The owner of the Sky Sox have committed to bringing a Triple-A team to San Antonio, and the Sky Sox are the likely candidate for relocation.

The Colorado Springs Sky Sox could soon be leaving the high altitudes of Colorado for the warmer climate of San Antonio. Earlier today, San Antonio Mayor Ivy Taylor confirmed that the Elmore Group has committed to bring a Triple-A franchise to San Antonio by 2019. While the Sky Sox were not mentioned directly as the franchise that would be moving, since it is the only franchise that they own, it's likely that they will be the team that is relocating.

The problems with baseball in Colorado Springs have been well-documented for a while now. The high altitude makes their home park a more hitter-friendly park, and has been known to affect the pitchers that pitch there. In addition, the stadium in Colorado Springs is old, and attempts to build a new stadium have been rejected. Plus, attendance has been near the bottom of the Pacific Coast League for years, even when the Rockies were affiliates of the Sky Sox. With all of this working against Colorado Springs, a move makes sense for the Sky Sox ownership.

The move would involve three big pieces. The first piece would be the relocation of the current Double-A team (the San Antonio Missions) out of San Antonio. There are candidates available, and the one city named specifically is Amarillo. Once they have relocated, that would allow the Sky Sox to move to San Antonio. In addition, to fill the vacant space left by the Sky Sox in Colorado Springs, the Helena Brewers (another Brewers affiliate owned by the Elmore Group) would be relocated to Colorado Springs.

It's important to take this news with a grain of salt. There are still many hurdles to clear before a move happens. Here are some of them:

1. The City of San Antonio still has to approve funding for a stadium.

Even though a Double-A team currently is playing in San Antonio, their stadium is not suited for a Triple-A team, so a new facility will have to be built. That will require funding, and the city of San Antonio will put that up to the voters. They will vote on funding for a new $75 million stadium to be built in the city. The whole move is contingent on getting that funding. If that does not happen, the whole deal will fall through.

2. The Sky Sox have not officially announced a move yet.

Even though the Sky Sox ownership group has commited to bringing a team to the area, the Sky Sox were not mentioned by name. However, since Triple-A can't grow beyond the number of teams currently in MLB, and the Elmore Group only owns one Triple-A team, the Sky Sox would be the ideal candidate.

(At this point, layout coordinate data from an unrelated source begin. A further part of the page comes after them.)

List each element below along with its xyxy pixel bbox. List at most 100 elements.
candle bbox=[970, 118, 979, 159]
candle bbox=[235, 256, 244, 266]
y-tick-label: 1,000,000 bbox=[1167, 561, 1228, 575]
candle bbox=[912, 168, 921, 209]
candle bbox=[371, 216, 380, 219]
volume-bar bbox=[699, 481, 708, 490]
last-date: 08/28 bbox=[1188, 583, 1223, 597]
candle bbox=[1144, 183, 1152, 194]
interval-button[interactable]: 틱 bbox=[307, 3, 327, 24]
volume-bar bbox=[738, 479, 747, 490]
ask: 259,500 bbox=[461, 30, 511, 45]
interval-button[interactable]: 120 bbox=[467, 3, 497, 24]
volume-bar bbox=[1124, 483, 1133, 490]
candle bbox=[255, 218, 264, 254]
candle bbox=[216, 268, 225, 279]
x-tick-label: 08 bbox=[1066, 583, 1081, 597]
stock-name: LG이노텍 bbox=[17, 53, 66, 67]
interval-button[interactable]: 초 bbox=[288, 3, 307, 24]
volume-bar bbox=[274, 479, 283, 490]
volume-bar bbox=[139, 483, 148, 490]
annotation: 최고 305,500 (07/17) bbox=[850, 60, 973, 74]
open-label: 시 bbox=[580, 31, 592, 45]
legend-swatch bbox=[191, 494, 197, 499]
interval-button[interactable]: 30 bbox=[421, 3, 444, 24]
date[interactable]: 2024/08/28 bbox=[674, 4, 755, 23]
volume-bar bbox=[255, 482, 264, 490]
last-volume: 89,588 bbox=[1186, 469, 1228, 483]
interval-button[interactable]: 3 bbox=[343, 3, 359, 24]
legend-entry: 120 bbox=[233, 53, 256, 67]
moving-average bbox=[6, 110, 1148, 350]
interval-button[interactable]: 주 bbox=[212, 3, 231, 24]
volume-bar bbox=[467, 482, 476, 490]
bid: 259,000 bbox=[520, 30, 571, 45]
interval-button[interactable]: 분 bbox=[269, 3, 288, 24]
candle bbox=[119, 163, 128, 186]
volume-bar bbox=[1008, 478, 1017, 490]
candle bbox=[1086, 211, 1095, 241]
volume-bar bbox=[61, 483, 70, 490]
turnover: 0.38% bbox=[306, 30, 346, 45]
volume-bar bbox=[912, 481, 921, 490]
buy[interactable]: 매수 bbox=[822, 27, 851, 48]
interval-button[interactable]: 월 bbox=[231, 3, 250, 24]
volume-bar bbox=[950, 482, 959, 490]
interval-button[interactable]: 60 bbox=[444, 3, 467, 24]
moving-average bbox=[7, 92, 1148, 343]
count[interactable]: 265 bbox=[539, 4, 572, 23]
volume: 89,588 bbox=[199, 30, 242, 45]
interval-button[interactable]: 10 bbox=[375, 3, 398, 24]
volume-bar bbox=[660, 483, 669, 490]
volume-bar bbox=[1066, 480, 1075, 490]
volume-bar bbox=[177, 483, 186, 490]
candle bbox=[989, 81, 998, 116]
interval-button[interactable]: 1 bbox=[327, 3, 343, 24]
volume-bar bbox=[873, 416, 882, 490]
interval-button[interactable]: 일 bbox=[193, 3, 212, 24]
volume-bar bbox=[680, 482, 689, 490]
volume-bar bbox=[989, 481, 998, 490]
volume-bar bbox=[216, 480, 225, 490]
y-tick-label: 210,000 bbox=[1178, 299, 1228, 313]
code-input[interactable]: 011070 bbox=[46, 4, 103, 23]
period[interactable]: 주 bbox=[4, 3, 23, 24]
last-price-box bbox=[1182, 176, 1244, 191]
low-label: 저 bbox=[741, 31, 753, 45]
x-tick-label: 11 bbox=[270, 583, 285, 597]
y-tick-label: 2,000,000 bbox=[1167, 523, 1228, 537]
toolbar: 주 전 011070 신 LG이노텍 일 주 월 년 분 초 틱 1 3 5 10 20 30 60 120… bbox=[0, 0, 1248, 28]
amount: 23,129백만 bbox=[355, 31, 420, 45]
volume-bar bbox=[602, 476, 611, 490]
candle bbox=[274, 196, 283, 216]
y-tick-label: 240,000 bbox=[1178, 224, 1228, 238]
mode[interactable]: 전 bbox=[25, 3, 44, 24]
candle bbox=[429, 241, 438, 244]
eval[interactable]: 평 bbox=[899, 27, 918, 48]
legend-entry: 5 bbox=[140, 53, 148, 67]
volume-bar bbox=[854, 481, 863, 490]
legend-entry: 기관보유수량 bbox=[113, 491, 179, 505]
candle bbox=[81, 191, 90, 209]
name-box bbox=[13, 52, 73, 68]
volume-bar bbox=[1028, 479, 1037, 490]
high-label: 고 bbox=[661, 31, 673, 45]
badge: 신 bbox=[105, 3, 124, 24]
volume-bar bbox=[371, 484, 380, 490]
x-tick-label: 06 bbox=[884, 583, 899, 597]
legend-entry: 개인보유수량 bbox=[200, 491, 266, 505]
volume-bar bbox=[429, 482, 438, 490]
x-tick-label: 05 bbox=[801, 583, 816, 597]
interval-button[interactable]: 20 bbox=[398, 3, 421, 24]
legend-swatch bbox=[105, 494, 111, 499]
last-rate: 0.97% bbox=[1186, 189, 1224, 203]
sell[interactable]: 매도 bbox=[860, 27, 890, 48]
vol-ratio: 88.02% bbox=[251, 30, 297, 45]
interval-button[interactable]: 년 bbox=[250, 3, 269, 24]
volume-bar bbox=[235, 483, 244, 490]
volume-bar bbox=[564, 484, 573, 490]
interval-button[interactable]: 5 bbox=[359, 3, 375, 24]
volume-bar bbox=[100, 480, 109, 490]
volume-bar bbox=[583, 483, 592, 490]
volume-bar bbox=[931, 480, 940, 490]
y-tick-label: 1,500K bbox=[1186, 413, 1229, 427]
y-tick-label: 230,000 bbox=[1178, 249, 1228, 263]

3. MiLB has to approve the move.

Considering all of the moving parts of this deal, MiLB will have to approve all of it before it can happen. There would be three core parts to this move:

- Triple-A Colorado Springs relocates to San Antonio
- Double-A San Antonio relocates to Amarillo (or another city)
- Rookie League Helena relocates to Colorado Springs

Even though no teams would officially fold or be created, there's still a lot of moving parts to that move. It could involve league realignments, travel considerations have to be accounted for, and any other factors regarding the team's geography have to be considered. While the move would likely be approved, it's not a given.

4. The Brewers may not renew their deal with the Sky Sox.

As all of this is happening, there's one other key factor to remember: The Brewers PDC with the Sky Sox ends after this season. Colorado Springs has been seen as a less than ideal candidate for Triple-A for a long time, and two more years there may not be in the Brewers plans. In addition, they have been on the good and bad side of a move in the last few years. The Brewers spent years helping Nashville with their new stadium and then were dumped right before it was completed. On the other hand, the Brewers stuck with Huntsville as they moved to Biloxi, and that relationship appears to be very strong between the two. If the Brewers are willing to stick with Colorado Springs through the moving process, they may want a four-year deal to avoid a repeat of what happened with Nashville. It would mean two more years in Colorado Springs, but also at least two years in a brand new facility in San Antonio. That's purely speculation, but it's hard to see the Brewers willing to risk another Nashville situation.

Right now, there's a lot that has to happen before a move would be possible. However, momentum is building and relocation is becoming a very strong possibility. If it all plays out well and the Brewers stick with the Sky Sox for now, it could lead to a nice payoff in a few years.